Передняя уже была полна боярами, окольничими, думными дворянами и другими придворными чинами. Все судачили, толковали шепотком о чем–то, передавали городские новости и с нетерпением ожидали царского выхода.
— Что–то царь не выходит долго? — спросил кто–то.
— Мрачен он и смущен душою! — ответил степенного вида боярин.
— С чего бы, кажись? — полюбопытствовал окольничий.
— Эвона! Что сбрехнул! — рассмеялся боярин с изрядным брюшком. — Царю–то да не смущаться духом, когда у него в народе измена и всякая что ни на есть гадость?.. Кому же и соболезновать, как не батюшке–царю?
— Да, сказывают, опять мор на Москву идет: известно, царю и мрачно.
— Да и патриарх все смутьянит.
— Это из–за его книг. Выдумал святые книги исправлять!.. Видано ли это дело? — и, наклонившись к самому уху боярина с брюшком, боярин степенного вида таинственно прошептал: — Помяни мое слово, это — сам антихрист!
— Кто? — вытаращил глаза боярин с брюшком. — Патриарх–ат…
— Шт! Шт! Эк ведь тебя! — испуганно остановил его степенный боярин.
— А что, правда, сказывают, колдунью какую–то жечь скоро будут? — спросил молодой окольничий.
— Говорят, а верно ли, кто это знает? — ответили ему.
— Смотрите, смотрите, иверский царь идет.
Все обернулись в ту сторону, откуда показался Теймураз Давыдович, величественно шедший в сопровождении своей свиты и царевича Николая.
В Грановитой палате, куда ввели грузинского царя, стояло у стен до пятисот сановников и длиннобородых седых гостей в богатейших одеяниях. Огромная палата сияла, как сказочный чертог, богатством и роскошью. Тут все щеголяло парчами, атласами, шелками, соболями, дорогими и редкими вещами, которые выставлялись напоказ гостям и возвращались после службы в дворцовые кладовые вместе с бесценною утварью.
На окне, на золотном бархате, стояло четверо серебряных часов; у того же окна стоял серебряный шандал; на другом окне — большой серебряник с лоханью; по сторонам — высокие рассольники; на третьем окне, на золотном бархате, стояли еще большой серебряный рассольник да бочка серебряная, позолоченная, мерою в ведро.
На рундуке, против государева места, и на ступенях были постланы ковры; около стола стоял поставец, на нем были расставлены сосуды: золотые, серебряные, сердоликовые, хрустальные и яшмовые.
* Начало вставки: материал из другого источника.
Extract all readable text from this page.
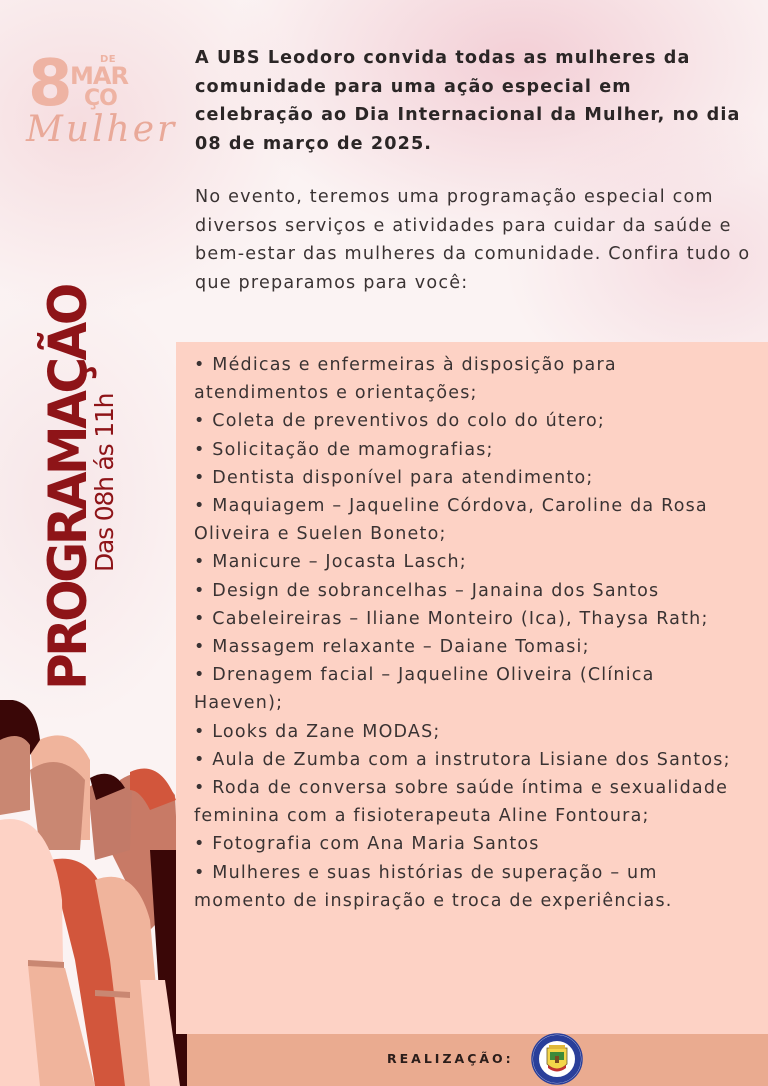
8	DE
MAR
ÇO
Mulher

A UBS Leodoro convida todas as mulheres da comunidade para uma ação especial em celebração ao Dia Internacional da Mulher, no dia 08 de março de 2025.

No evento, teremos uma programação especial com diversos serviços e atividades para cuidar da saúde e bem-estar das mulheres da comunidade. Confira tudo o que preparamos para você:

PROGRAMAÇÃO
Das 08h ás 11h
• Médicas e enfermeiras à disposição para atendimentos e orientações;
• Coleta de preventivos do colo do útero;
• Solicitação de mamografias;
• Dentista disponível para atendimento;
• Maquiagem – Jaqueline Córdova, Caroline da Rosa Oliveira e Suelen Boneto;
• Manicure – Jocasta Lasch;
• Design de sobrancelhas – Janaina dos Santos
• Cabeleireiras – Iliane Monteiro (Ica), Thaysa Rath;
• Massagem relaxante – Daiane Tomasi;
• Drenagem facial – Jaqueline Oliveira (Clínica Haeven);
• Looks da Zane MODAS;
• Aula de Zumba com a instrutora Lisiane dos Santos;
• Roda de conversa sobre saúde íntima e sexualidade feminina com a fisioterapeuta Aline Fontoura;
• Fotografia com Ana Maria Santos
• Mulheres e suas histórias de superação – um momento de inspiração e troca de experiências.
REALIZAÇÃO:
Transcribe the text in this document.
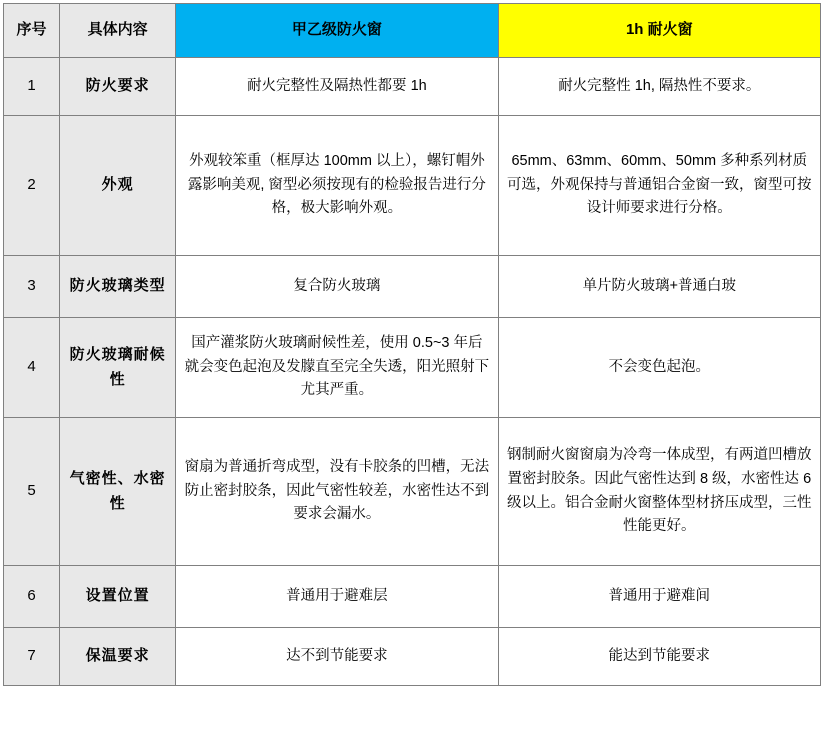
序号	具体内容	甲乙级防火窗	1h 耐火窗
1	防火要求	耐火完整性及隔热性都要 1h	耐火完整性 1h, 隔热性不要求。
2	外观	外观较笨重（框厚达 100mm 以上），螺钉帽外露影响美观, 窗型必须按现有的检验报告进行分格，极大影响外观。	65mm、63mm、60mm、50mm 多种系列材质可选，外观保持与普通铝合金窗一致，窗型可按设计师要求进行分格。
3	防火玻璃类型	复合防火玻璃	单片防火玻璃+普通白玻
4	防火玻璃耐候性	国产灌浆防火玻璃耐候性差，使用 0.5~3 年后就会变色起泡及发朦直至完全失透，阳光照射下尤其严重。	不会变色起泡。
5	气密性、水密性	窗扇为普通折弯成型，没有卡胶条的凹槽，无法防止密封胶条，因此气密性较差，水密性达不到要求会漏水。	钢制耐火窗窗扇为冷弯一体成型，有两道凹槽放置密封胶条。因此气密性达到 8 级，水密性达 6 级以上。铝合金耐火窗整体型材挤压成型，三性性能更好。
6	设置位置	普通用于避难层	普通用于避难间
7	保温要求	达不到节能要求	能达到节能要求
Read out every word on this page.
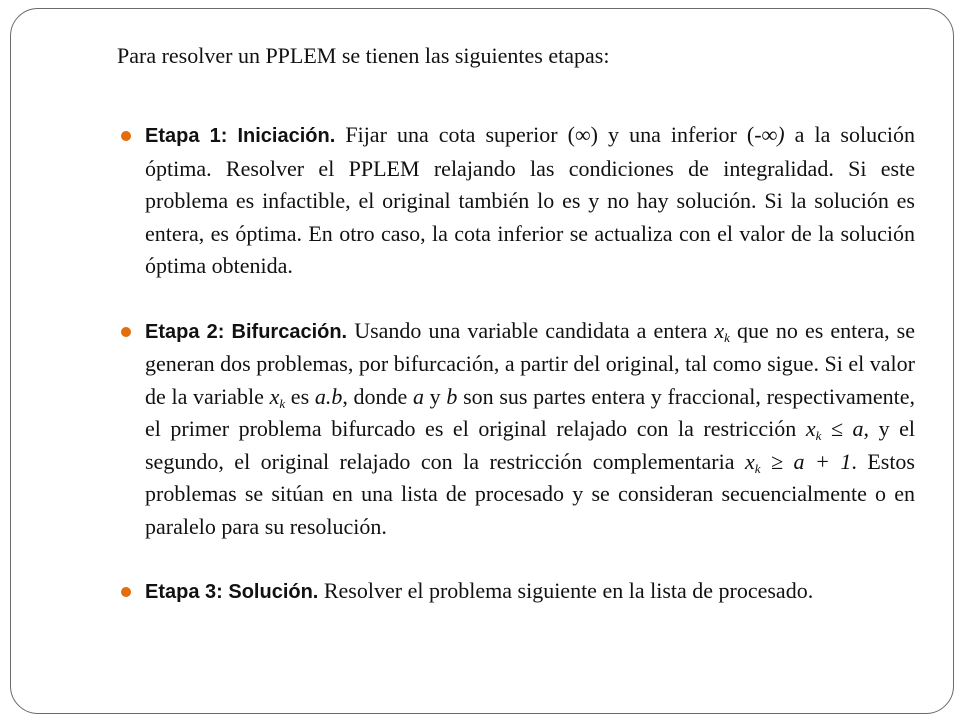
Para resolver un PPLEM se tienen las siguientes etapas:

Etapa 1: Iniciación. Fijar una cota superior (∞) y una inferior (-∞) a la solución óptima. Resolver el PPLEM relajando las condiciones de integralidad. Si este problema es infactible, el original también lo es y no hay solución. Si la solución es entera, es óptima. En otro caso, la cota inferior se actualiza con el valor de la solución óptima obtenida.
Etapa 2: Bifurcación. Usando una variable candidata a entera $x_k$ que no es entera, se generan dos problemas, por bifurcación, a partir del original, tal como sigue. Si el valor de la variable $x_k$ es a.b, donde a y b son sus partes entera y fraccional, respectivamente, el primer problema bifurcado es el original relajado con la restricción $x_k \le a$, y el segundo, el original relajado con la restricción complementaria $x_k \ge a + 1$. Estos problemas se sitúan en una lista de procesado y se consideran secuencialmente o en paralelo para su resolución.
Etapa 3: Solución. Resolver el problema siguiente en la lista de procesado.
Вокруг разукрашенного престола, на котором восседал царь, размещались большие иконы, держава цельного золота, такой же посох царя и вызолоченная лохань с рукомойником и полотенцем. Царь, восседая на престоле во время приема иностранных послов, давал послу целовать свою руку, потом омывал ее и, посидевши молча, приглашал гостя к обеду, а сам величаво удалялся.
Когда Теймураз вошел в Грановитую палату, Алексей Михайлович уже сидел на троне. Он приветливо встретил грузинского царя, дал послам целовать свою руку, потом всех пригласил сесть к столу.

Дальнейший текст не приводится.